Of course for the married women staying better off financially all depends upon them staying married. And, again that's just purely numbers on paper, not because they aren't smart or empowered. I think (again just my observation, I'd love to hear stories that prove me wrong) a big problem is that nobody, male or female, is really taught financial literacy early on, and that by the time you reach a point in your life that you wake up and start trying to take control it's late and that men have a better chance of falling in to a space that's better off than women (and women tend to further put off thinking about these issues if they are married.) It puts a greater burden on women to educate themselves at an earlier age and it's not a lesson we encourage in our culture.
I would love to see the stories of women like Jules shared with young women - I think she would be an incredible role model. But of course that brings up a whole other set of rants like why aren't young people taught even basic financial literacy in schools these days and the need to continue to teach and raise girls to believe in their own strength and empowerment... sigh.
Money, Money, Money...
I don't know why financial literacy isn't taught in schools (it isn't here in Australia either). My parents taught me about budgetting and saving, and how to manage money on a basic level (ie, don't spend all you earn, put the savings in the bank). When it came to more complex investing, although I had a basic understanding of finance and money management, I had to educate myself.
I found a great magazine (which unfortunately is no longer published) called Australian Women's Money, that had feature articles on investment, buying property, superannuation (the Aussie 401K equivalent), and other money related articles. I loved this magazine since it was written in a way that was understandable and gave step-by-step advice on how to actually achieve financial goals (eg how to find the right mortgage or credit card for you; how to interpret data on the stockmarket). I have no doubt that there are a TON of books out there specifically aimed at women on finance & investing.

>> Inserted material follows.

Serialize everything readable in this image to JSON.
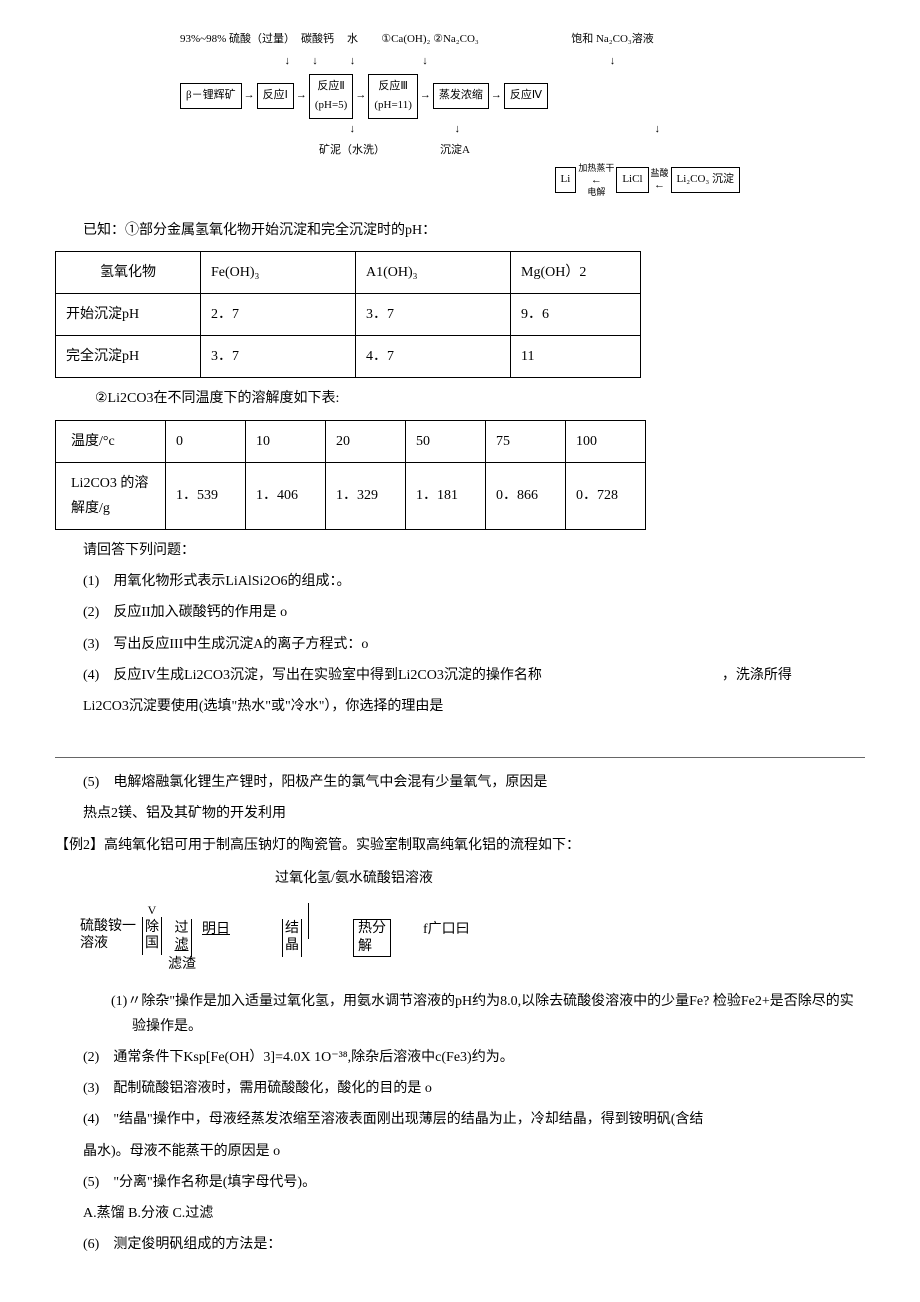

One thing I have noticed is that women have a hard time talking about money, and I don't really understand why. I don't know if it is because we are afraid of being judged/valued for what we earn/save, or if it is, as Maria suggests, an acknowledgement that the marriage could end/the fairy tale doesn't exist.
I think that financial knowledge and empowerment is probably one of the most important things you could pass on to your children.
Jules
BlogHer Contributing Editor, Australia, New Zealand & Oceania
Dragongirl blog
I have to echo Maria here.
I have to echo Maria here. In some important ways, the deck is stacked against women saving, so we have to be especially careful to cultivate good habits. We generally make less money than men, childbearing decisions impact our earning potential more than it does mens', and we're often in the position to be caregivers and not earners. I know needed to and I've tried to save since I was in high school, with little success. Between caring for an ill mother during the time I might otherwise have been in college, the low wages I made as a young woman, and the debt I incurred financing my own undergrad and professional degrees, I was not able to really start a retirement plan until this year. I'm 32, and have some time to catch up, but I'm single and in a traditionally female profession so I know I have to be extremely frugal in order to support myself in retirement. I'm glad I'm not dependant on a partner for my financial security, but I know I'm also in a vulnerable position with no back-up.